If you accept that counterclockwise rotation by $\theta$ is a linear transformation, then the transformation is determined by its effect on the standard basis vectors $(1,0)$ and $(0,1)$. So, let's look at where those vectors are sent.
The formulas come from the trigonometry going on, and I encourage you to draw this out at least once. The vector $(1,0)$ points straight right along the $x$-axis, and after applying the transformation (rotating it by $\theta$), we get a new vector, still on the unit circle, with angle $\theta$ from the $x$-axis. Essentially by definition of cosine and sine, this means that the new $x$ coordinate is $\cos(\theta)$, and the new $y$ coordinate is $\sin(\theta)$
Similarly, when we look at what happens to $(0,1)$ on that picture, we see that it gets sent to a vector with $x$-coordinate $-\sin(\theta)$ and $y$-coordinate $\cos(\theta)$.
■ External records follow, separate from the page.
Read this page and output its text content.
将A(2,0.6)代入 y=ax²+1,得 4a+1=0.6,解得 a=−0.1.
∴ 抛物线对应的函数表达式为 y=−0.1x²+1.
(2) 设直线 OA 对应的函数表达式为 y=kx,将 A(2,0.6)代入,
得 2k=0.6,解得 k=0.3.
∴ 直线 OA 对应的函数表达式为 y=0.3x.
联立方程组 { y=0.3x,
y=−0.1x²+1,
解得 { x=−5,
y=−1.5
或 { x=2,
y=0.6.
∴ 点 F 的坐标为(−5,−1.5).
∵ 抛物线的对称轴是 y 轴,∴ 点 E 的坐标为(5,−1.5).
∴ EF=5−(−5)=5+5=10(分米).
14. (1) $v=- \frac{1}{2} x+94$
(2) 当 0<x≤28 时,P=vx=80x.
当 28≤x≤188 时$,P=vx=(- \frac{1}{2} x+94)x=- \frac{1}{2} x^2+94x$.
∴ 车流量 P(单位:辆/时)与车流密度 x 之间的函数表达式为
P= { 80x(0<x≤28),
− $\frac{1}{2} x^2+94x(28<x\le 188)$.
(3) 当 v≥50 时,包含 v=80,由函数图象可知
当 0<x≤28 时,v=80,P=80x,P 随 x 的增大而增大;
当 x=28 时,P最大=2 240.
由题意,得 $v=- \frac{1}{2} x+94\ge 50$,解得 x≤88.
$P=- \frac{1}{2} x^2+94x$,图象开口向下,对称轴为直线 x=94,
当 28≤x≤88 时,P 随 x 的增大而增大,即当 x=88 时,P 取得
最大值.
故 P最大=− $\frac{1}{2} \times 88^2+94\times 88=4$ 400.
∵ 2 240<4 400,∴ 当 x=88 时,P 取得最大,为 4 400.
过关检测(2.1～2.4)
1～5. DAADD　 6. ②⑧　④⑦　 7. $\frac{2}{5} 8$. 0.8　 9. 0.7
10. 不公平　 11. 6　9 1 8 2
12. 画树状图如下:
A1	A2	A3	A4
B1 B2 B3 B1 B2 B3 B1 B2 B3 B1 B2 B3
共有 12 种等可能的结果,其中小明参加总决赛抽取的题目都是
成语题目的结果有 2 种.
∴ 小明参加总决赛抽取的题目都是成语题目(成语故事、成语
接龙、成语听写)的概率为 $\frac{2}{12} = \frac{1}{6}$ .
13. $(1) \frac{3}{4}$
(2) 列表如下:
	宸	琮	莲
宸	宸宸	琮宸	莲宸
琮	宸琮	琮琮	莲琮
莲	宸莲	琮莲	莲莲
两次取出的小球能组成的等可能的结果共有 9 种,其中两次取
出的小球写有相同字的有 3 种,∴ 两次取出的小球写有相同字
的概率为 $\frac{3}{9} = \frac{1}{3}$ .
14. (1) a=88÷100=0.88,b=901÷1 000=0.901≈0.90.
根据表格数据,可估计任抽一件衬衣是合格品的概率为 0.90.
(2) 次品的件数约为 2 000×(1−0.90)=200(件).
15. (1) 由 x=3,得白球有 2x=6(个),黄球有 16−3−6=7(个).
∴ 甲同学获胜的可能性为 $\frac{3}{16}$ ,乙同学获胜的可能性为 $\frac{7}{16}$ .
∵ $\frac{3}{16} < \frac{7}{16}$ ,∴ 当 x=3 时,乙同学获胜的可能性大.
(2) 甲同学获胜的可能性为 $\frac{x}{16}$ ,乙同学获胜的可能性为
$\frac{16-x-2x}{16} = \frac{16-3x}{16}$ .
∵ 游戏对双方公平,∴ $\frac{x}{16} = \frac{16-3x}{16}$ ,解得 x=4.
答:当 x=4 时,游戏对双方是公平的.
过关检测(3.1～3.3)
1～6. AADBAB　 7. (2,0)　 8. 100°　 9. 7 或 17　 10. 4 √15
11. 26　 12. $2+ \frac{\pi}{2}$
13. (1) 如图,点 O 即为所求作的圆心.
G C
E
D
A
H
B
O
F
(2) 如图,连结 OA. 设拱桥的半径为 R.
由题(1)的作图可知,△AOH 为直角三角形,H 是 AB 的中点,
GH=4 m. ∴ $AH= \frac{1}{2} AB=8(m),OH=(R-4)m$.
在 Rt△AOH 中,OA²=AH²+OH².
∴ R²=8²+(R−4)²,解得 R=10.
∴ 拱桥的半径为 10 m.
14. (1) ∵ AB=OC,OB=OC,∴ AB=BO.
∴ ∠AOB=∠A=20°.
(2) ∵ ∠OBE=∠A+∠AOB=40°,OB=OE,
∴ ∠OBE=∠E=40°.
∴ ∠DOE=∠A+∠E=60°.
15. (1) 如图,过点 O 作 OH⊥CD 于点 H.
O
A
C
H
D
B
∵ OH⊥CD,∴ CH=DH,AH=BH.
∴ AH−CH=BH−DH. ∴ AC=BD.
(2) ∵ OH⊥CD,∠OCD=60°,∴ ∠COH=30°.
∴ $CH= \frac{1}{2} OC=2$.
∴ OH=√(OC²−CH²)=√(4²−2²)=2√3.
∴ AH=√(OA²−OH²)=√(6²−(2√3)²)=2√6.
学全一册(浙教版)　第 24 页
That means that the transformation by $\theta$ degrees can be enacted by the matrix $\begin{pmatrix} \cos(\theta) & -\sin(\theta) \\ \sin(\theta) & \cos(\theta) \end{pmatrix}$
Consequently, we can figure out what this transformation does to an arbitrary vector $(x,y)^T$ by left-multiplying it by this matrix to get (assuming I did this right) $\begin{pmatrix} x \cdot \cos(\theta) - y \cdot \sin(\theta) \\ x \cdot \sin(\theta) + y \cdot \cos(\theta) \end{pmatrix}$
You could also check this in a less linear-algebra-ish way by just thinking about the rotation of the arbitrary vector to start with, but I think if you understand one way you'll be close to understanding the other.
Also, you can come up with the matrix for clockwise rotation in a similar way: it sends $(1,0)$ to $(\cos(\theta), -\sin(\theta))$ and sends $(0,1)$ to $(\sin(\theta),\cos(\theta))$, so the corresponding matrix for the transformation is $\begin{pmatrix} \cos(\theta) & \sin(\theta) \\ -\sin(\theta) & \cos(\theta) \end{pmatrix}$
and the result of applying this matrix to an arbitrary vector $(x,y)^T$ is $\begin{pmatrix} x \cdot \cos(\theta) + y \cdot \sin(\theta) \\ -x \cdot \sin(\theta) + y \cdot \cos(\theta) \end{pmatrix}$
As far as why you're getting the wrong answer: I strongly suspect that you're using a calculator that expects radian inputs to the trig functions. You're probably plugging in 45 thinking that's 45 degrees, but it's interpreting it as 45 radians and giving you a weird answer. Either try again using $\pi / 4$ radians, or change your calculator to work with degrees.